Laying on the wicker love seat, with the early traces of dawn outside the windows, she felt a rumbling from her stomach. Looking down she saw that it had doubled in size. What was once a gentle mound was now a mountain. She ran her fingers over it. She looked like she was seven months pregnant. She struggled to push herself up from the love seat. Closer than it had been before she heard a voice whine, “Eat. EAT!” It was a high, muffled sound. As the voice chanted and chanted, instructing her to eat, she realized that it wasn’t one voice, but rather a chorus of many.

She had always harbored a secret fear that she would lose him to suicide. It was something that she was constantly ready to ward off if she could. He had spoken about it with her countless times as something he struggled with. But while they had been together, it had never been something that reached critical mass. She struggled to understand why he had chosen this time, this moment to end his life. Why he had let it all go now. His note had given little insight, leaving her with no other reason than: “this is what I must do.” She wondered if maybe that he did it because he had finally found true happiness. Maybe after struggling for peace his entire life, when he finally acquired it, he knew it would be fleeting. Perhaps he wanted to die perfectly happy, instead of waiting for the eventually down swing of sadness to drag him back down. Maybe this was all Ingrid could have given him.

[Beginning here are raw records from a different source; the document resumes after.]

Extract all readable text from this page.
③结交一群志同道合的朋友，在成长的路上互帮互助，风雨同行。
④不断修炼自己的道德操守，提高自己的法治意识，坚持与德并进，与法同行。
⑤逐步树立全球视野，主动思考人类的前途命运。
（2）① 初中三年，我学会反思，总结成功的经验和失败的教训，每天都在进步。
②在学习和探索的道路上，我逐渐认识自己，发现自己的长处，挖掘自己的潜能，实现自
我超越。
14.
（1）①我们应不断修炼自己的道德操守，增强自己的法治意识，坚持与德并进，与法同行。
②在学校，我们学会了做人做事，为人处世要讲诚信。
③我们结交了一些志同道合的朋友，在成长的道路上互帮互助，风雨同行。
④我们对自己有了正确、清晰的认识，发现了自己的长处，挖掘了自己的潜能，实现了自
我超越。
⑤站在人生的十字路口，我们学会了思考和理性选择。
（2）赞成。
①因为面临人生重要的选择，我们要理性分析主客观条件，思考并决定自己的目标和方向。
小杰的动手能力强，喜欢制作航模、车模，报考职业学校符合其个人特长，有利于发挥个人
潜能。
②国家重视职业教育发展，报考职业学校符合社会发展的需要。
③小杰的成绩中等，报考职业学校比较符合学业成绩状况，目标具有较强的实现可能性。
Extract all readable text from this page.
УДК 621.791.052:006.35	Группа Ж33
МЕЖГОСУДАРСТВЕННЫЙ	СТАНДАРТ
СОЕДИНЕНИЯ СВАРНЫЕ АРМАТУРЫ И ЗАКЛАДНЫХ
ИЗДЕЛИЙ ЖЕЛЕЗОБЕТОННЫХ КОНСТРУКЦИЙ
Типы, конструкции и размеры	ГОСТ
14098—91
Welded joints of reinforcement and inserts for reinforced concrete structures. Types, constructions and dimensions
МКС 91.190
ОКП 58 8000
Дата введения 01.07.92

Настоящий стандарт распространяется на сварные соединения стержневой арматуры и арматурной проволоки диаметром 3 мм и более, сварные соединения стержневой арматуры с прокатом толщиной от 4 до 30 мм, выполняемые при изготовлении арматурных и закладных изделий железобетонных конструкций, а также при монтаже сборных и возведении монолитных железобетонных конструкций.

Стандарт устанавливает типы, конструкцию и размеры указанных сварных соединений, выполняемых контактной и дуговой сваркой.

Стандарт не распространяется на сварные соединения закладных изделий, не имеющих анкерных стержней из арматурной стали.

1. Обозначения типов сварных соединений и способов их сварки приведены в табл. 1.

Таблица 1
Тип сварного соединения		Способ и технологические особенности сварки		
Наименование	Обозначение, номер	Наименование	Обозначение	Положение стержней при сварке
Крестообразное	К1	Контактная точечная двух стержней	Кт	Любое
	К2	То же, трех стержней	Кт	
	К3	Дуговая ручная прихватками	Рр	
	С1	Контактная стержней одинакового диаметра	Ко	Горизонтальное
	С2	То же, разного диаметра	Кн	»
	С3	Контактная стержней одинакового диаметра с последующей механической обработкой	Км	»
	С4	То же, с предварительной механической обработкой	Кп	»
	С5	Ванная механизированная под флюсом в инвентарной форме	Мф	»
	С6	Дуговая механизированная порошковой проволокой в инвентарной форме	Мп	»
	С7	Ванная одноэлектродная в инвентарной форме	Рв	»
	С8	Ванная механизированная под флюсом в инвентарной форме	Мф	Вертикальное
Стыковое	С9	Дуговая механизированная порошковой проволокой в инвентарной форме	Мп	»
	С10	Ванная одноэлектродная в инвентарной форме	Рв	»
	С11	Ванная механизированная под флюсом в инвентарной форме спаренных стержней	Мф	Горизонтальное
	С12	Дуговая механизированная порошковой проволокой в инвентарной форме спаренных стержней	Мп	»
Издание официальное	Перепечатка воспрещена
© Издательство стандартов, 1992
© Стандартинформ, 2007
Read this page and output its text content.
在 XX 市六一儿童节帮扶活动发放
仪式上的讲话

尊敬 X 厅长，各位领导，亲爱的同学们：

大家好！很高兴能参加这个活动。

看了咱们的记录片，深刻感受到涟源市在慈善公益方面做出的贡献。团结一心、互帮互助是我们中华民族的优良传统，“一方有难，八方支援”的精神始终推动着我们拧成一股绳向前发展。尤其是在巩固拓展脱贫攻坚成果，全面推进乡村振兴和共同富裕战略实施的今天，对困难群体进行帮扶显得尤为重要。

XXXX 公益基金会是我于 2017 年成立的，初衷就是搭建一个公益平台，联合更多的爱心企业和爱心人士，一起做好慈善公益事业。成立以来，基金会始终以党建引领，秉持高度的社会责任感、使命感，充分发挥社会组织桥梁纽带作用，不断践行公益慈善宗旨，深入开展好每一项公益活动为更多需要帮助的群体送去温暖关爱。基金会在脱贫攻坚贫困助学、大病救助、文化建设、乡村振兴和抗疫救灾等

She found two cans of soup in the pantry that weren’t expired and began to heat them both up. The little shrieking voices began to get louder, all speaking at once, so that she couldn’t decipher what each one was saying. As the soup heated, they seemed to grow louder and shriller. When she finally ate, they were happy. She could tell. Something inside of her started to feel warm. She felt a tinge of enjoyment at being able to make them pleased, whoever they were.

Ingrid thought perhaps she had lost her mind. That perhaps this wasn’t a pregnancy. Maybe it was an incredibly fast growing type of cancer and now it had spread to her brain. Maybe she was possessed by demons or ghosts. She looked down at her large, protruding belly and realized that she was the mother of darkness, impregnated by grief. She laughed.

That’s when the pains started; sharp pangs that radiated from her stomach to all over her body. She fell to the ground and waited for another wave of cramping stings and nausea. She resigned herself to whatever was happening to her now. She couldn’t control anything, she never could. The voices were screaming inside. They shrieked in a high pitch cry, telling her they were frightened. Then the birthing began.

Contractions took her by force and she found herself pushing in spite of herself. With each push her body began to release tiny black spiders. They scurried across the floor as they found themselves free of her. Hundreds and hundreds of spiders poured out of her. She cried when she saw them, and they began to crawl all over her, little black legs tickling her skin. “Mother,” she heard a thousand voices cry. “Mother.”